To our delight, it’s written by everyone’s favorite creationist, Casey Luskin. As you know, we recently honored Casey for his creationist work and we posted the announcement here: Casey Luskin Is Named a Curmudgeon Fellow
Casey’s article is titled Article on Evolution Education in “Science” Endorses Teaching Students Evidence “That Supports … Or Does Not Support”. This should be an easy one for Casey. But first, we must digress with a bit of introductory material from here:
There was ease in Casey’s manner as he stepped into his place;
There was pride in Casey’s bearing and a smile on Casey’s face.
And when, responding to the cheers, he lightly doffed his hat,
No stranger in the crowd could doubt ’twas Casey at the bat.
Okay, let’s get on with it.
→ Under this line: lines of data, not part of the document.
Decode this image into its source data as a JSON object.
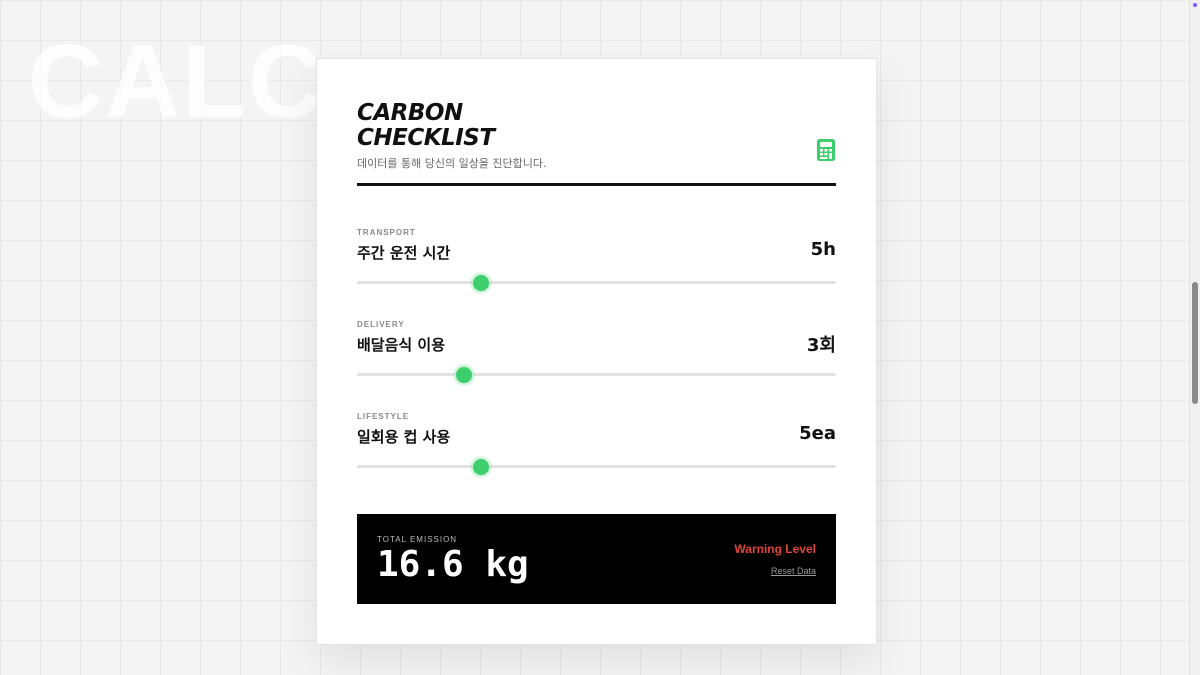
{
  "background": {
    "watermark": "CALC"
  },
  "header": {
    "title_line1": "CARBON",
    "title_line2": "CHECKLIST",
    "subtitle": "데이터를 통해 당신의 일상을 진단합니다.",
    "icon": "calculator-icon",
    "accent_color": "#3ccf6b"
  },
  "items": [
    {
      "category": "TRANSPORT",
      "label": "주간 운전 시간",
      "value": "5h",
      "level": 0.257
    },
    {
      "category": "DELIVERY",
      "label": "배달음식 이용",
      "value": "3회",
      "level": 0.222
    },
    {
      "category": "LIFESTYLE",
      "label": "일회용 컵 사용",
      "value": "5ea",
      "level": 0.257
    }
  ],
  "summary": {
    "label": "TOTAL EMISSION",
    "value": "16.6 kg",
    "status": "Warning Level",
    "status_color": "#e0453a",
    "reset_label": "Reset Data"
  }
}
Casey says, with bold font added by us:
In a recent article in Science titled Arguing to Learn in Science: The Role of Collaborative, Critical Discourse, education theorist Jonathan Osborne explains the importance of using debate, argument, and critique when teaching science.
Osborne notes that a major deficiency in modern science education is its lack of emphasis upon the arguments that scientists use when showing why certain ideas are right, or wrong …
That seems to be a much bigger deficiency in the education of creationists. Let’s read on:
Osborne cites work from sociology, philosophy, and science education showing that students best understand scientific concepts when learning “to discriminate between evidence that supports (inclusive) or does not support (exclusive) or that is simply indeterminate” [emphasis in the original].
As all rational, science-literate people know, there is no credible evidence that contradicts evolution — zero, zip, nada, nihil. In other words, there isn’t any. Similarly, there is no evidence whatsoever that supports creationism (or ID). But somehow that escapes Casey. His article continues:
Learning about evidence that “supports … or does not support” sure sounds like learning about the “strengths and weaknesses” of scientific theories. But didn’t we constantly hear last year during the Texas debate that teaching the “strengths and weaknesses” of evolution is “bad” for students, or would bring “creationism” into the science classroom?
That’s right, Casey, that’s what you heard, because it would indeed bring creationism into the classroom. But that’s okay. We know you don’t get it.
This much I know: leading pro-Darwin educational authorities who praise inquiry-based science education seem to ignore or disavow such beneficial methods of studying science when recommending ways to study evolution.
That’s what Casey knows. Let’s see … is there anything else in Casey’s article other than saying the same thing and over again? Not really, but this is what he says at the end:
Perhaps the lack of inquiry-based learning in evolution-education reflects the fact that skepticism on evolution is exactly what Darwin-lobbyists fear the most.
Right, we’re afraid! Anyway, our title was “Casey at the Bat,” and we’ve watched him give this subject his best efforts. Like the poem says:
Oh, somewhere in this favored land the sun is shining bright;
The band is playing somewhere, and somewhere hearts are light,
And somewhere men are laughing, and somewhere children shout;
But there is no joy in Mudville – mighty Casey has struck out.